Now, possibly you could argue that Hayek's view of the masses is too dim (even though he includes himself in them) and that is where the aristocracy comes in and takes us to Nietzsche. Or possibly you could argue that the "knowable" advances are greater than the "unknowable" advances. Indeed, this is the argument against which Hayek dedicated himself to in writing
The Constitution of Liberty, which was published in 1960 -- a time after Sputnik when Paul Samuelson was predicting that the USSR's GNP per capita would surpass the US's within a generation or so -- so you'd at least be meeting him where he is. The question Hayek is trying to address is whether society will benefit more from planning or from spontaneous emergence. He obviously believes it is the latter.

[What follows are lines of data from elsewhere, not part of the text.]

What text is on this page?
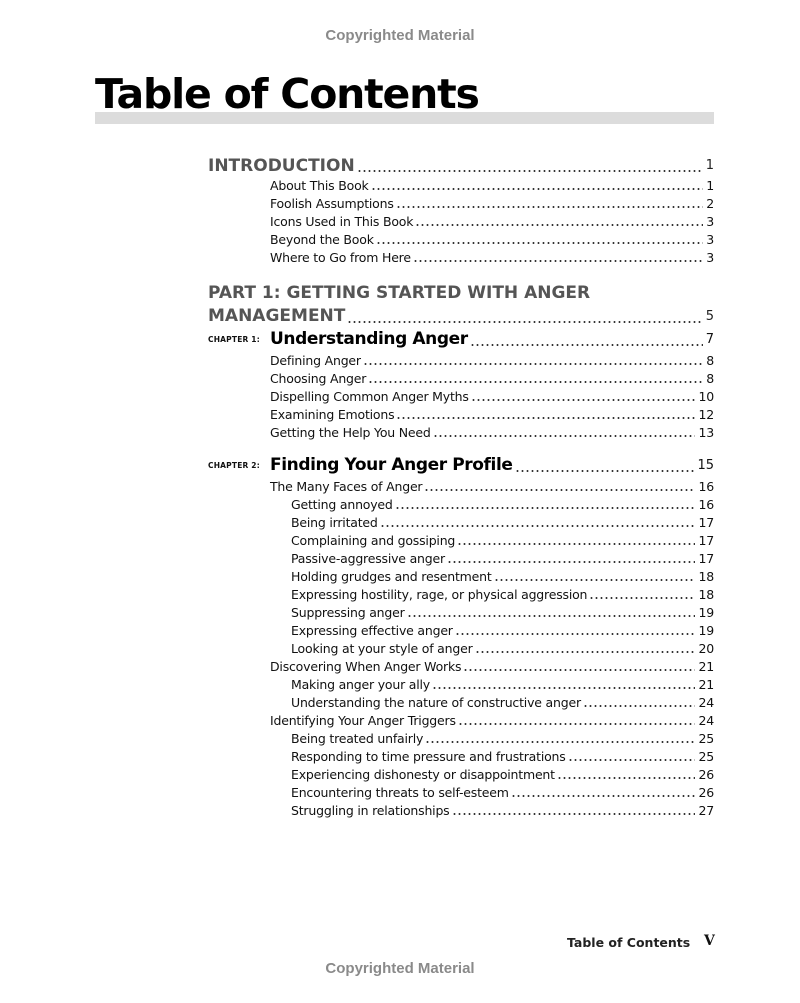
Copyrighted Material
Table of Contents
INTRODUCTION	1
About This Book	1
Foolish Assumptions	2
Icons Used in This Book	3
Beyond the Book	3
Where to Go from Here	3
PART 1: GETTING STARTED WITH ANGER
MANAGEMENT	5
CHAPTER 1: Understanding Anger	7
Defining Anger	8
Choosing Anger	8
Dispelling Common Anger Myths	10
Examining Emotions	12
Getting the Help You Need	13
CHAPTER 2: Finding Your Anger Profile	15
The Many Faces of Anger	16
Getting annoyed	16
Being irritated	17
Complaining and gossiping	17
Passive-aggressive anger	17
Holding grudges and resentment	18
Expressing hostility, rage, or physical aggression	18
Suppressing anger	19
Expressing effective anger	19
Looking at your style of anger	20
Discovering When Anger Works	21
Making anger your ally	21
Understanding the nature of constructive anger	24
Identifying Your Anger Triggers	24
Being treated unfairly	25
Responding to time pressure and frustrations	25
Experiencing dishonesty or disappointment	26
Encountering threats to self-esteem	26
Struggling in relationships	27
Table of Contents V
Copyrighted Material
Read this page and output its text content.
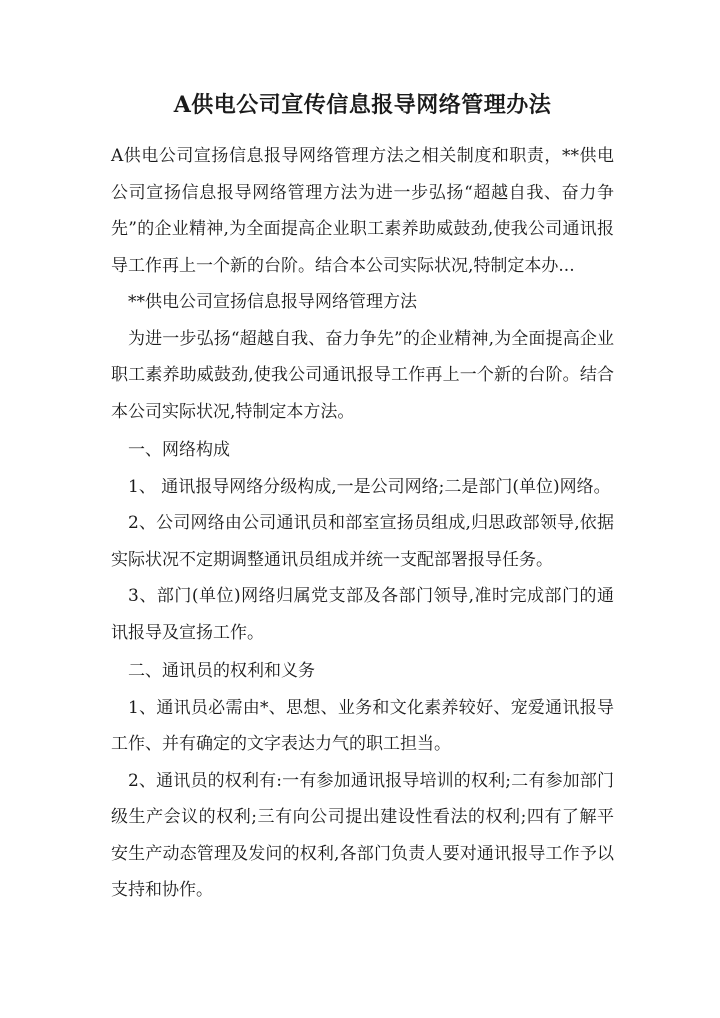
A供电公司宣传信息报导网络管理办法

A供电公司宣扬信息报导网络管理方法之相关制度和职责，**供电公司宣扬信息报导网络管理方法为进一步弘扬“超越自我、奋力争先”的企业精神,为全面提高企业职工素养助威鼓劲,使我公司通讯报导工作再上一个新的台阶。结合本公司实际状况,特制定本办...

**供电公司宣扬信息报导网络管理方法

为进一步弘扬“超越自我、奋力争先”的企业精神,为全面提高企业职工素养助威鼓劲,使我公司通讯报导工作再上一个新的台阶。结合本公司实际状况,特制定本方法。

一、网络构成

1、 通讯报导网络分级构成,一是公司网络;二是部门(单位)网络。

2、公司网络由公司通讯员和部室宣扬员组成,归思政部领导,依据实际状况不定期调整通讯员组成并统一支配部署报导任务。

3、部门(单位)网络归属党支部及各部门领导,准时完成部门的通讯报导及宣扬工作。

二、通讯员的权利和义务

1、通讯员必需由*、思想、业务和文化素养较好、宠爱通讯报导工作、并有确定的文字表达力气的职工担当。

2、通讯员的权利有:一有参加通讯报导培训的权利;二有参加部门级生产会议的权利;三有向公司提出建设性看法的权利;四有了解平安生产动态管理及发问的权利,各部门负责人要对通讯报导工作予以支持和协作。
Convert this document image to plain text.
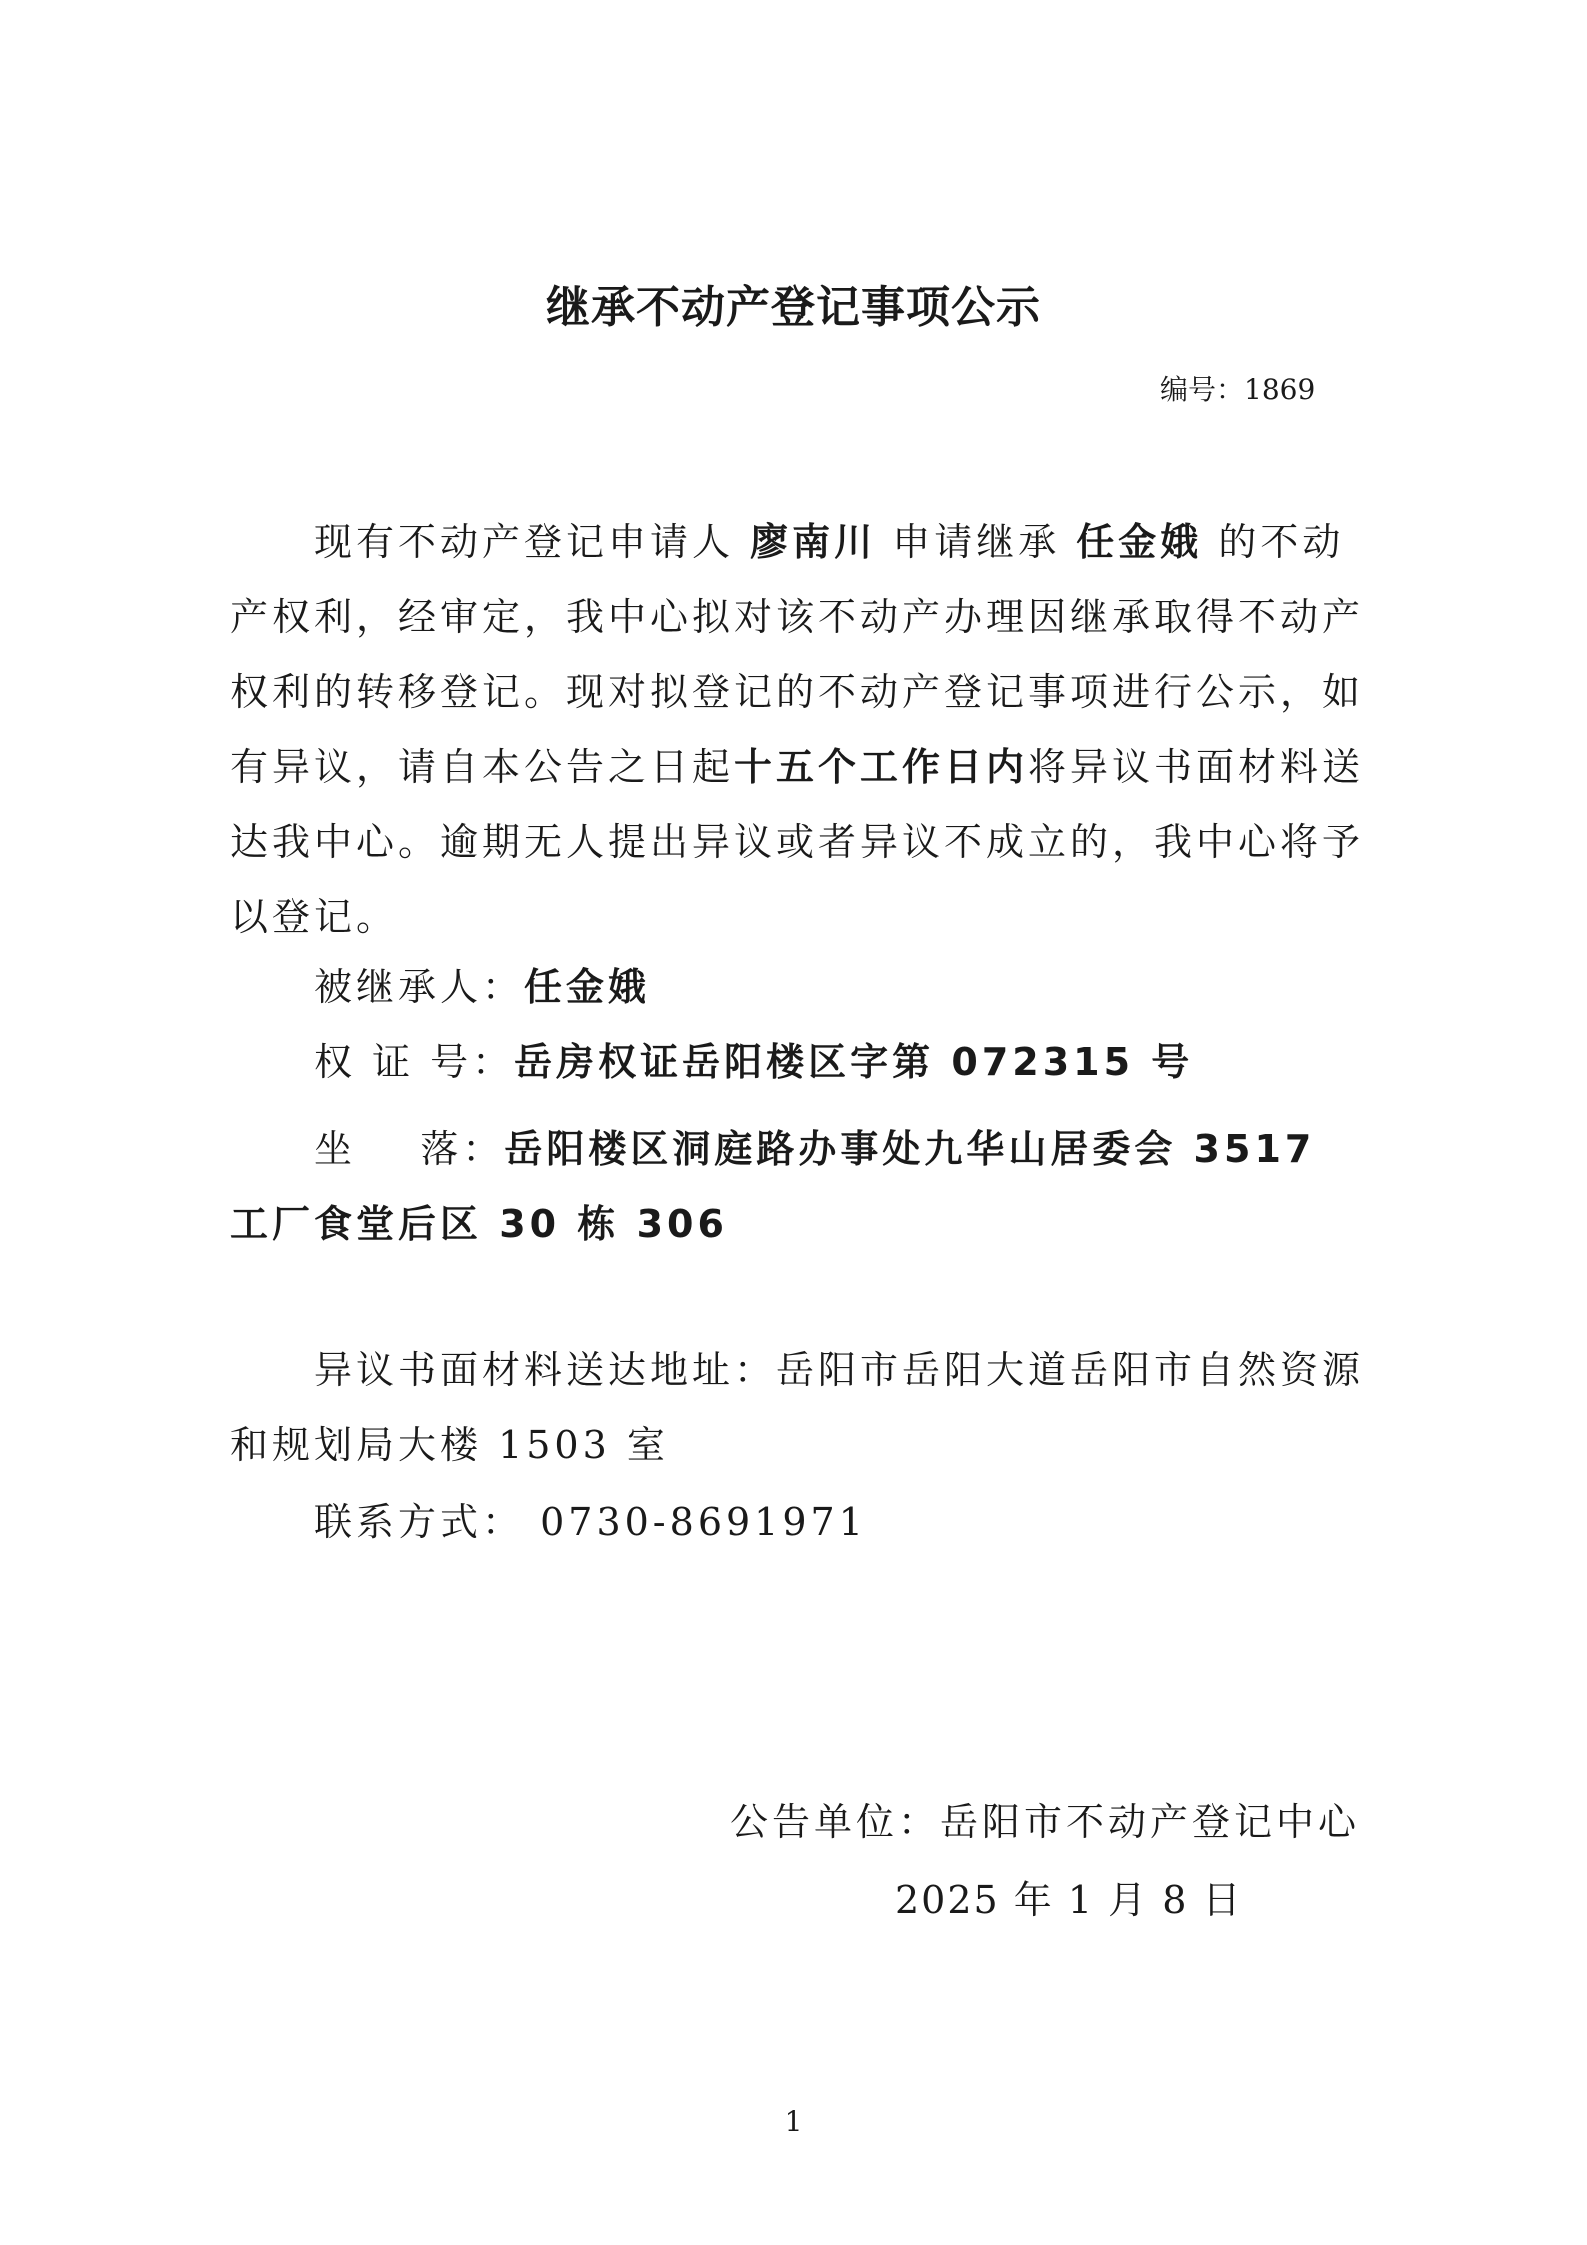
继承不动产登记事项公示
编号：1869

现有不动产登记申请人 廖南川 申请继承 任金娥 的不动产权利，经审定，我中心拟对该不动产办理因继承取得不动产权利的转移登记。现对拟登记的不动产登记事项进行公示，如有异议，请自本公告之日起十五个工作日内将异议书面材料送达我中心。逾期无人提出异议或者异议不成立的，我中心将予以登记。

被继承人：任金娥

权 证 号：岳房权证岳阳楼区字第 072315 号

坐    落：岳阳楼区洞庭路办事处九华山居委会 3517 工厂食堂后区 30 栋 306

异议书面材料送达地址：岳阳市岳阳大道岳阳市自然资源和规划局大楼 1503 室

联系方式： 0730-8691971

公告单位：岳阳市不动产登记中心
2025 年 1 月 8 日
1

He may be wrong, but not because he's a Nietzschean.
The better argument is the one made by Amartya Sen: it is not necessarily local knowledge which precludes some from exercising certain liberties, but rather material opportunity. It may not be that some
will not exercise their ability but that they
cannot do so. In this case they are not free. Hayek says almost nothing about this directly, but does say that just because some are free does not mean that all should be enslaved. Those who can exercise their freedom should do so, as this will provide benefit for society.
This is the point, I think, that Hayek goes astray. His argument about the importance of local knowledge and decentralization falls apart when those with local knowledge cannot employ it and opportunity is centralized. His claim that innovations by the few will benefit the many is empirical: sometimes they do, often they do not. His argument that order is spontaneous is contingent, in other words, not a law of nature. Complex systems can, and do, break down. To simply admit does not require giving anything else up.
But, again, this is not Nietzschean.
Which is why Objectivists do not like Hayek. This is an argument that Hayek should revise his beliefs to include a role for a marginally bigger -- although not fundamentally different -- state, or some other redistributionary apparatus. This is doable using Hayekian language, even if Hayek himself and many of his supporters recommend a minimalist state. Hayek is reconcilable with somewhat-modest forms of social democracy, in other words, and social democracy is reconcilable with a deregulated-but-redistributionary political economy.
But to do that you'd have to admit that Hayek was not quite a moral monster. Corey Robin is dedicated to showing that the right wing is authoritarian in all its guises. He believes that when Hayek writes "Why I Am Not A Conservative" he simply cannot be trusted: he's a reactionary like all the rest, and all the rest are motivated first and foremost by a lust for exploitation and oppression. There is nothing inherently wrong with this intellectual project, and I've learned a lot by following it. But it is inherently limiting at the same time, and it commits one to answers before questions have even been asked.